Sep 09, 2019 00:43
Holy Shit.
I will try to make a post about what happened later. but this is just about HOLY SHIT.
Damian Mckinley, you are a cheating lying scum bag who does'nt deserve anthing other than to live a painful pathetic life where you live long but suffer through most of it.
the man I was talking about how I loved so much.. I wish I never met him.. I feel in love with a narcissistic sociopath. and Im not exaggerating.
I made the biggest mistake of my life.
I hate this man... and the rest of the world should too.
I feel sick to my stomach. I feel week. I know this feeling but god... this one is worse.
This isn't just about one time.. its about being fooled for a whole year. Not only do I feel stupid I dont know if I can date men again. I dont want him to have the satisification of knowing he hurt me so much. But i want him to lose his penis. I dont want to have all these negative feelings, but the only thing that gives me pleasure right now is thinking of bad things that can happen to him.

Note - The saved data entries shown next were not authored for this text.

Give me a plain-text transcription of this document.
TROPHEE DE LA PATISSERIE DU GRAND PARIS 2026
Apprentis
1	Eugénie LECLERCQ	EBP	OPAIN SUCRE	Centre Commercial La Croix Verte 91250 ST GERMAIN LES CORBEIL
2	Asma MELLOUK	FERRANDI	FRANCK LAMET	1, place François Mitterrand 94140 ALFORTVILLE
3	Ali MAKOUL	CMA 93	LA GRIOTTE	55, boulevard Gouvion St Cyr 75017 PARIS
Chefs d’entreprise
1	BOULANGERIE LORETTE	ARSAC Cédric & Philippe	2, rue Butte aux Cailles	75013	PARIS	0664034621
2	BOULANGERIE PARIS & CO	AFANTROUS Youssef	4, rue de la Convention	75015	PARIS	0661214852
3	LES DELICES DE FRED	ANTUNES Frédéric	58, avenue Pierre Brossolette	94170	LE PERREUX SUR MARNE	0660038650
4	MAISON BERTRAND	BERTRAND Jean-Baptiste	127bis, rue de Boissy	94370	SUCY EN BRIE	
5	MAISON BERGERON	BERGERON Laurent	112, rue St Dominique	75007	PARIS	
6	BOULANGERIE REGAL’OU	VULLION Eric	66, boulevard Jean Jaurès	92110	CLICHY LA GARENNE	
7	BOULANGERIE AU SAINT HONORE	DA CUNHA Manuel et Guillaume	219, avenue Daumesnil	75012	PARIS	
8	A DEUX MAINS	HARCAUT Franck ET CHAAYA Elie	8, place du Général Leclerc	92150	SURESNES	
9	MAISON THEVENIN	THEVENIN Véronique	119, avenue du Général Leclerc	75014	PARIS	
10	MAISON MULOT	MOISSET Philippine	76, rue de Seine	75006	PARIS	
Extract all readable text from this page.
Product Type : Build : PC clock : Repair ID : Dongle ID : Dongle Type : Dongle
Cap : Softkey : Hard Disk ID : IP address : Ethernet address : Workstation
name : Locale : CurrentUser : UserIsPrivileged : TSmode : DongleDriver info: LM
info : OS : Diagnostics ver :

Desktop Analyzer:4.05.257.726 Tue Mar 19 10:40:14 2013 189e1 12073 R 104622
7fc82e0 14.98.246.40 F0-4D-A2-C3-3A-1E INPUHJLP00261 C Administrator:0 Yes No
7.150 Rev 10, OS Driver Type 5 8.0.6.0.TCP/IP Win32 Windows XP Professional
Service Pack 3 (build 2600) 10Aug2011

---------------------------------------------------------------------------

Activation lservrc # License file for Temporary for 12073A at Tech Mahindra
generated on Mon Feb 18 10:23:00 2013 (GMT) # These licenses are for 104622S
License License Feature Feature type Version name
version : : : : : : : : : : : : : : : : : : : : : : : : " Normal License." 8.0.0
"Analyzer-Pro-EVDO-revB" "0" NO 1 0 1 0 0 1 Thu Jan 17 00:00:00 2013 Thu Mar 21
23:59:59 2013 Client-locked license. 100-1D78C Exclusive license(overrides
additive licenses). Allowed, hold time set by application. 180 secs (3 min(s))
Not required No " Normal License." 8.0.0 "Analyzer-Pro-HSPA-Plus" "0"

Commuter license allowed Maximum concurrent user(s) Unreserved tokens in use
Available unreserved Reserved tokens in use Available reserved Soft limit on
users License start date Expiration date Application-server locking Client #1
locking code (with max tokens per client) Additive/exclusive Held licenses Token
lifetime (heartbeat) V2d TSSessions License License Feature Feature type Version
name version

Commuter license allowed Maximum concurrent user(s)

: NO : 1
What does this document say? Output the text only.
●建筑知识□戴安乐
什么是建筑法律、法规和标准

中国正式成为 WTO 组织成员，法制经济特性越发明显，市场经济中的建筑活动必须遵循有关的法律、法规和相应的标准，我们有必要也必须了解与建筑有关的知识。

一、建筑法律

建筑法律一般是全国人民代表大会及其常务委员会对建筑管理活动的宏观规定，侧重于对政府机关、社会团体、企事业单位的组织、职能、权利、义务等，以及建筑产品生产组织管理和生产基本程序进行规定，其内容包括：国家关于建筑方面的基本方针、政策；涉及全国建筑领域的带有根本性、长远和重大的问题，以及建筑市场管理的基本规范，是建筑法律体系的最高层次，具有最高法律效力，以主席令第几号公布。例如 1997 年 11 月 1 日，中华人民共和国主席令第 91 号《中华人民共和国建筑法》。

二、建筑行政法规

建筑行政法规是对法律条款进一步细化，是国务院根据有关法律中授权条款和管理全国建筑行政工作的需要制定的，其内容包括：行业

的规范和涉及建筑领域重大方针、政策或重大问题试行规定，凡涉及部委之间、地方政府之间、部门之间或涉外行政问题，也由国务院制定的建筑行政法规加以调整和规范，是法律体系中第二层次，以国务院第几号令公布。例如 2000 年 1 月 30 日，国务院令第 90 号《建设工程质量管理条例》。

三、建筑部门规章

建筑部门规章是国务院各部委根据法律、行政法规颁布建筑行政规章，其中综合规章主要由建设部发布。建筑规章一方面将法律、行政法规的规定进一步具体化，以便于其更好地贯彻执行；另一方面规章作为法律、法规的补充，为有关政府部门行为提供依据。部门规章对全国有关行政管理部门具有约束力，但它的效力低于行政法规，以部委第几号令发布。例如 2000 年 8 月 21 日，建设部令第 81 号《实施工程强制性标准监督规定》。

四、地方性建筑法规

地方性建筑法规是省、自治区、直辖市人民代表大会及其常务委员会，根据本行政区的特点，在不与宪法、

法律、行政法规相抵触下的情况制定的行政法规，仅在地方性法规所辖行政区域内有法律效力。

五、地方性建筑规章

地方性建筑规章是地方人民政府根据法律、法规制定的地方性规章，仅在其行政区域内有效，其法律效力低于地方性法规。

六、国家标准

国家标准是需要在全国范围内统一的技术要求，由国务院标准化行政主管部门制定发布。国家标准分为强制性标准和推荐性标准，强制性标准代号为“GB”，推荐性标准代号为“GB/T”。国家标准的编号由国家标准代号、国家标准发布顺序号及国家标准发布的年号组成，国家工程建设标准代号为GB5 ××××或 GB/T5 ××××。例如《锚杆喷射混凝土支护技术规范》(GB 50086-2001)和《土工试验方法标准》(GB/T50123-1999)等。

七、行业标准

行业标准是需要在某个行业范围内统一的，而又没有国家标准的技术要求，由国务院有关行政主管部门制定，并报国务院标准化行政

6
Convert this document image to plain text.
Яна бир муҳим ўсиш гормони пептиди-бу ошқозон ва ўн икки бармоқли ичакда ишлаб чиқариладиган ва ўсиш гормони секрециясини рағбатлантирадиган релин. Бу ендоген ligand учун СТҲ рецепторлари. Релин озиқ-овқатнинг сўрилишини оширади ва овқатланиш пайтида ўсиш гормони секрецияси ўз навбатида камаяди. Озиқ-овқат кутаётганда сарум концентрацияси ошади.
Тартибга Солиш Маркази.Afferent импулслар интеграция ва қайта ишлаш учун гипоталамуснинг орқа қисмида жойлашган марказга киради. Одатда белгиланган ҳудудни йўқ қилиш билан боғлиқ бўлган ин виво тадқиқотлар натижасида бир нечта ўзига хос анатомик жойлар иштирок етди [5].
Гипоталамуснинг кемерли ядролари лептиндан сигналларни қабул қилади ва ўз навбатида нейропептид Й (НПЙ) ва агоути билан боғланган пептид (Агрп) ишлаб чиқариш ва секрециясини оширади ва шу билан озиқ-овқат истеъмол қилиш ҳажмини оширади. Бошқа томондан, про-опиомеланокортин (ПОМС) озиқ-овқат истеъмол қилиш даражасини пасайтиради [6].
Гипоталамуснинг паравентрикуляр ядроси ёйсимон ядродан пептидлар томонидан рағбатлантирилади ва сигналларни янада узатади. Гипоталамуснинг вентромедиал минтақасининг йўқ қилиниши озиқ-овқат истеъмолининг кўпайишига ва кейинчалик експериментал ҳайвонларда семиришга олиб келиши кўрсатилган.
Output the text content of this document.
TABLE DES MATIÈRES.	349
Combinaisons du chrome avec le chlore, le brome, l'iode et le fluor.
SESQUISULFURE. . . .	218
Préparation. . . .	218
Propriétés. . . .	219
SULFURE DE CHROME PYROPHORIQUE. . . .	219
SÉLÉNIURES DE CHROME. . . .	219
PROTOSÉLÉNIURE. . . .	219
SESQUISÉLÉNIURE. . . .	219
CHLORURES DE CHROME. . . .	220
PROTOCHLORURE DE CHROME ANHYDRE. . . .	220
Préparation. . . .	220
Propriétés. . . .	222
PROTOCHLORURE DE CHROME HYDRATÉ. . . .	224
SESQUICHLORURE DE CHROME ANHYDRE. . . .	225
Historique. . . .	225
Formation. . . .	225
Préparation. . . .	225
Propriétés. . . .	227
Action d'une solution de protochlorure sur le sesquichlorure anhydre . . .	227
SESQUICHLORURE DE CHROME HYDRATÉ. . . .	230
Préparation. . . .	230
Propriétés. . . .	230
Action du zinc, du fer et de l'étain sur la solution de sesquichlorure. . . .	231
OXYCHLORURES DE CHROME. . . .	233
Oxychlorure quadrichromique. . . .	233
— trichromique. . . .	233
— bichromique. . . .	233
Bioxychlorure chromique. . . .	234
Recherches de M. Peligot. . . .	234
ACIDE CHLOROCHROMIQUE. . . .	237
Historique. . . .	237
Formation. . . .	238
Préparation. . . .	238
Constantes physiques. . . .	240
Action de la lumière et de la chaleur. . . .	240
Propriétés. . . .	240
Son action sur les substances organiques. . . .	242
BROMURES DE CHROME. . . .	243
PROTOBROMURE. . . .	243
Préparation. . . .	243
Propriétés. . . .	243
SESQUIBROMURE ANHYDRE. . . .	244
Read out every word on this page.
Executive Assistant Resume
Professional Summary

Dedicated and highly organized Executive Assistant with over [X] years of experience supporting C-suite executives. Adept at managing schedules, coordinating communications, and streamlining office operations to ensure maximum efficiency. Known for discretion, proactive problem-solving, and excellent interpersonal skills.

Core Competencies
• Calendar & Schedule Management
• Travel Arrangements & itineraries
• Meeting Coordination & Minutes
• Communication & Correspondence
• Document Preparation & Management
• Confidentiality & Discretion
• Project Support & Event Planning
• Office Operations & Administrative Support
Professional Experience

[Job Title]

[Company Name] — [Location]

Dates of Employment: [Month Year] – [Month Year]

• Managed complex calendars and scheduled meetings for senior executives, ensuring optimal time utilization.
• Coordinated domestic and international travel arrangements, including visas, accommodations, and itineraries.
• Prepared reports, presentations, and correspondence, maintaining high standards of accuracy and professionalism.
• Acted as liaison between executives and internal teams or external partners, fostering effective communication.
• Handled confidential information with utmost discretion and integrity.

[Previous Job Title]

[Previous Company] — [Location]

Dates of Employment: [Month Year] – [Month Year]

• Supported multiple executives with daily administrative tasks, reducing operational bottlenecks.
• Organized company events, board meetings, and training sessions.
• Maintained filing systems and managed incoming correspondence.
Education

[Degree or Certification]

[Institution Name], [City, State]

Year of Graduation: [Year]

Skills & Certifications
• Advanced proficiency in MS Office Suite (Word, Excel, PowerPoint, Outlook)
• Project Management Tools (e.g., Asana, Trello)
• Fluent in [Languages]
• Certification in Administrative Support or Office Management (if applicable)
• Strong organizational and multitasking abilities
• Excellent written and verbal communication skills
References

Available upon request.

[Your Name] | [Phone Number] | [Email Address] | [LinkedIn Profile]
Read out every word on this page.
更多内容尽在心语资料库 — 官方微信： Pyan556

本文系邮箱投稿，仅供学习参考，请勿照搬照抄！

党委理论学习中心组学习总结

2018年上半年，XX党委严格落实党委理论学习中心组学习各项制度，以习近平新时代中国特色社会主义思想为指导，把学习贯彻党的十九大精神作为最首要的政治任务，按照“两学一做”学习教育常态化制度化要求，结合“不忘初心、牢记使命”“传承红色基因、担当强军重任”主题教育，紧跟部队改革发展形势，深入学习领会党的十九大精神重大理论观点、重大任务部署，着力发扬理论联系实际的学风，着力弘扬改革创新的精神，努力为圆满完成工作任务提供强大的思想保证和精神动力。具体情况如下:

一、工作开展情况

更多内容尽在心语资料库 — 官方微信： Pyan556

I am not a violent person and I dont like having this energy.
Which is why I will cut him out completly but fuck i can't believe this happened to me... I never thought... I have learend so much. but its going to be hard to recover form this. emotionally.
i can feel my emotinal amour being build soooo damn thick right now. like I know what my new atttitude will look like. its not gonna be pretty. how am i going to attract a life partner like this. this is seriously the worst human i have ever met.
I should have never taken the job at vistek. it didnt lead to anything good. WOW. i fucked up bad. I guess I get to join the rest of the many humans who have years in their past they would rather forget. I didn't really have those. Even the pain of my previous relationships i somehow romatntasized and had postivie memories from.
This i just want to press the delete button over entirely.